O Papa presta homenagem a todas as mãos que “desafiaram o contágio e o medo, a fim de dar apoio e consolação”.
A mão estendida da enfermeira e do enfermeiro que permanece, muito para além dos seus horários de trabalho, a cuidar dos doentes. A mão estendida de quem trabalha na administração e providencia os meios para salvar o maior número possível de vidas. A mão estendida do farmacêutico exposto a inúmeros pedidos num arriscado contacto com as pessoas. A mão estendida do sacerdote que, com o coração partido, continua a abençoar. A mão estendida do voluntário que socorre quem mora na rua e a quantos, embora possuindo um teto, não têm nada para comer. A mão estendida de homens e mulheres que trabalham para prestar serviços essenciais e segurança”.
O Papa Francisco afirma que a Igreja “não tem soluções globais a propor”, mas procura oferecer “o seu testemunho e gestos de partilha”, sentindo-se “obrigada” a evidenciar os pedidos de “quantos não têm o necessário para viver”, lembrando, assim, que “o grande valor do bem comum é, para o povo cristão, um compromisso vital, que se concretiza na tentativa de não esquecer nenhum daqueles cuja humanidade é violada nas suas necessidades fundamentais”.
O texto alerta que as “graves crises económicas, financeiras e políticas não cessarão” enquanto cada um não “assumir os pesos dos mais vulneráveis”.
A generosidade de apoiar “o vulnerável”, consolar o aflito, “mitigar sofrimentos”, refere Francisco, “devolve dignidade a quem dela está privado, é condição para uma vida plenamente humana”, que “não pode estar condicionada pelo tempo disponível ou por interesses privados, nem por projetos pastorais ou sociais desencarnados”.

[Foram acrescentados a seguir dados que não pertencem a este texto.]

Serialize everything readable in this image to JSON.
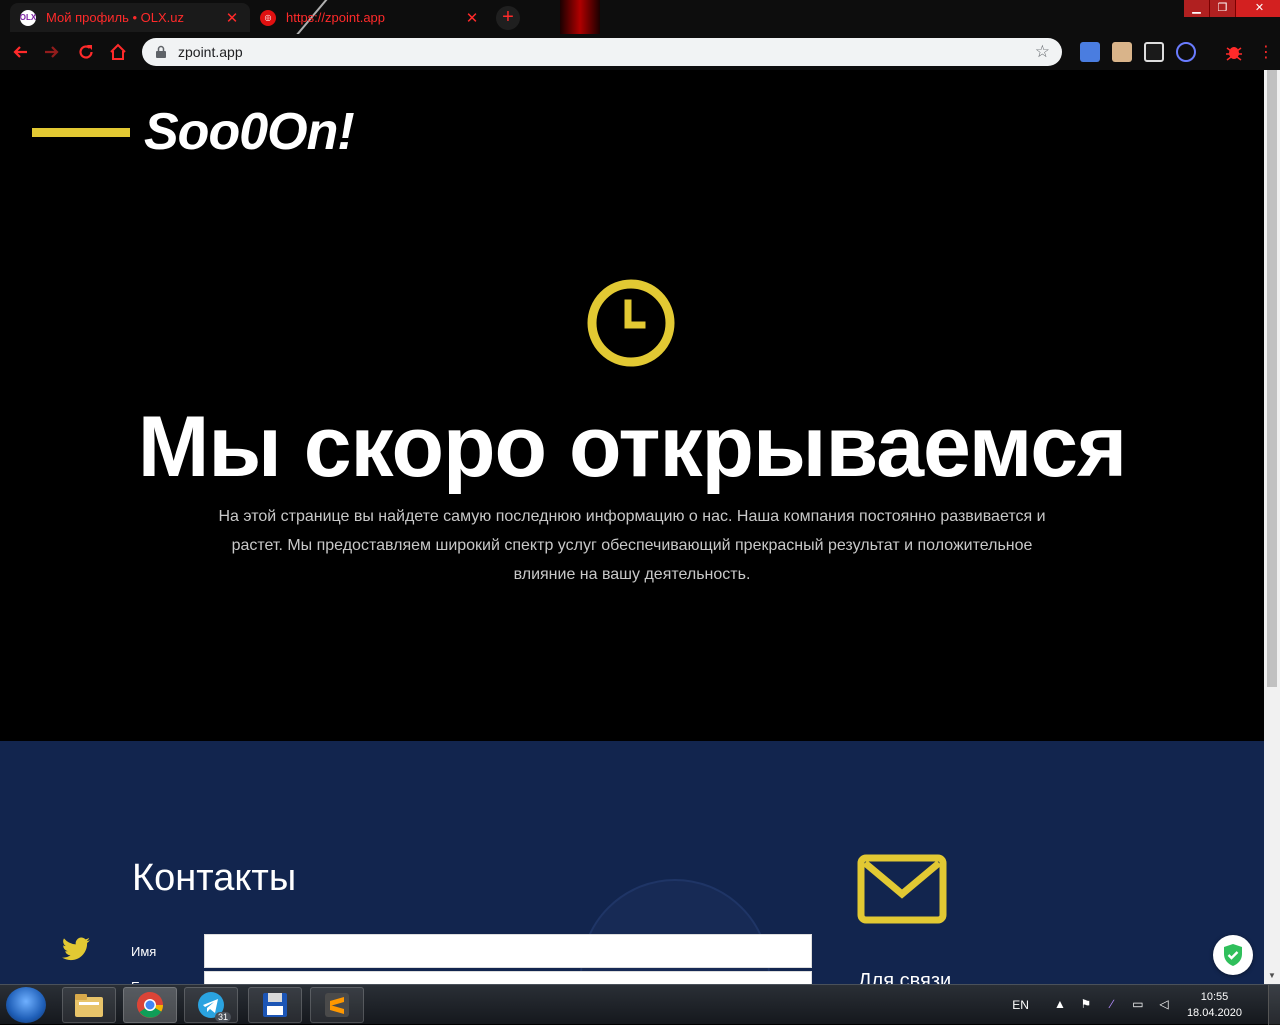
{
  "browser": {
    "tabs": [
      {
        "title": "Мой профиль • OLX.uz",
        "favicon": "olx-icon"
      },
      {
        "title": "https://zpoint.app",
        "favicon": "globe-icon"
      }
    ],
    "new_tab": "+",
    "window_controls": {
      "minimize": "▁",
      "maximize": "❐",
      "close": "✕"
    },
    "url": "zpoint.app",
    "accent": "#ff2a2a"
  },
  "page": {
    "logo": "Soo0On!",
    "hero": {
      "title": "Мы скоро открываемся",
      "description": "На этой странице вы найдете самую последнюю информацию о нас. Наша компания постоянно развивается и растет. Мы предоставляем широкий спектр услуг обеспечивающий прекрасный результат и положительное влияние на вашу деятельность."
    },
    "contacts": {
      "heading": "Контакты",
      "name_label": "Имя",
      "second_label": "Е",
      "contact_heading": "Для связи"
    },
    "colors": {
      "accent_yellow": "#e2c933",
      "contacts_bg": "#12254e"
    }
  },
  "taskbar": {
    "apps": [
      "explorer-icon",
      "chrome-icon",
      "telegram-icon",
      "save-icon",
      "sublime-icon"
    ],
    "telegram_badge": "31",
    "language": "EN",
    "time": "10:55",
    "date": "18.04.2020"
  }
}
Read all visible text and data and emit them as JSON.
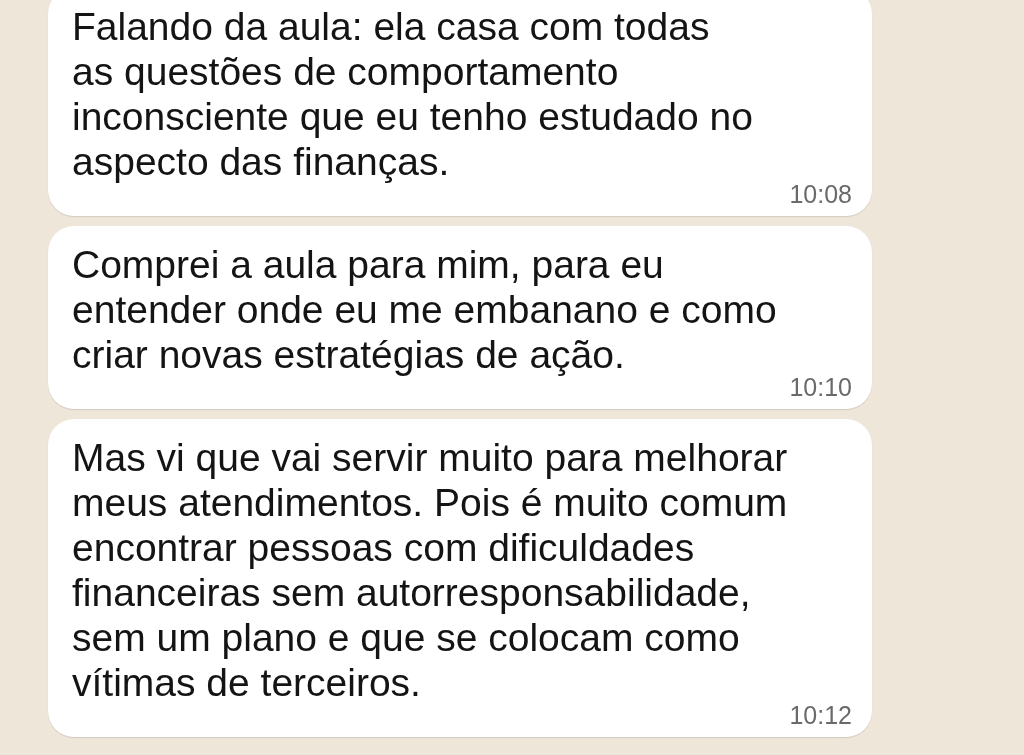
{
  "messages": [
    {
      "text": "Falando da aula: ela casa com todas\nas questões de comportamento\ninconsciente que eu tenho estudado no\naspecto das finanças.",
      "time": "10:08"
    },
    {
      "text": "Comprei a aula para mim, para eu\nentender onde eu me embanano e como\ncriar novas estratégias de ação.",
      "time": "10:10"
    },
    {
      "text": "Mas vi que vai servir muito para melhorar\nmeus atendimentos. Pois é muito comum\nencontrar pessoas com dificuldades\nfinanceiras sem autorresponsabilidade,\nsem um plano e que se colocam como\nvítimas de terceiros.",
      "time": "10:12"
    }
  ]
}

“Não se pode sufocar a força da graça de Deus pela tendência narcisista de se colocar sempre a si mesmo no primeiro lugar”, sublinha.
O Papa Francisco critica, em contraste com o “estender a mão ao pobre”, quem “conserva as mãos nos bolsos e não se deixa comover pela pobreza, da qual frequentemente é cúmplice”.
“Existem mãos estendidas para premir rapidamente o teclado de um computador e deslocar somas de dinheiro duma parte do mundo para outra, decretando a riqueza de restritas oligarquias e a miséria de multidões ou a falência de nações inteiras”, acrescenta.
Há mãos estendidas a acumular dinheiro com a venda de armas que outras mãos, incluindo mãos de crianças, utilizarão para semear morte e pobreza. Existem mãos estendidas que, na sombra, trocam doses de morte para se enriquecer e viver no luxo e num efémero desregramento. Existem mãos estendidas que às escondidas trocam favores ilegais para um lucro fácil e corrupto. E há também mãos estendidas que, numa hipócrita respeitabilidade, estabelecem leis que eles mesmos não observam”.
O Papa defende que a comunidade cristã tem de ser chamada a “coenvolver-se na experiência de partilha, ciente de que não é lícito delegá-la a outros”.
“O clamor silencioso de tantos pobres deve encontrar o povo de Deus na vanguarda, sempre e em toda parte, para lhes dar voz, defendê-los e solidarizar-se com eles face a tanta hipocrisia e tantas promessas não cumpridas, e para os convidar a participar na vida da comunidade”, indica.
O Papa afirma que oração e solidariedade com os “pobres e enfermos” são “inseparáveis” e que para celebrar “um culto agradável a Deus”, “é preciso reconhecer que toda a pessoa, mesmo a mais indigente e desprezada, traz gravada em si mesma a imagem de Deus”.
“O objetivo de cada ação nossa só pode ser o amor: tal é o objetivo para onde caminhamos, e nada deve distrair-nos dele. Este amor é partilha, dedicação e serviço, mas começa pela descoberta de que primeiro fomos nós amados e despertados para o amor”, escreve.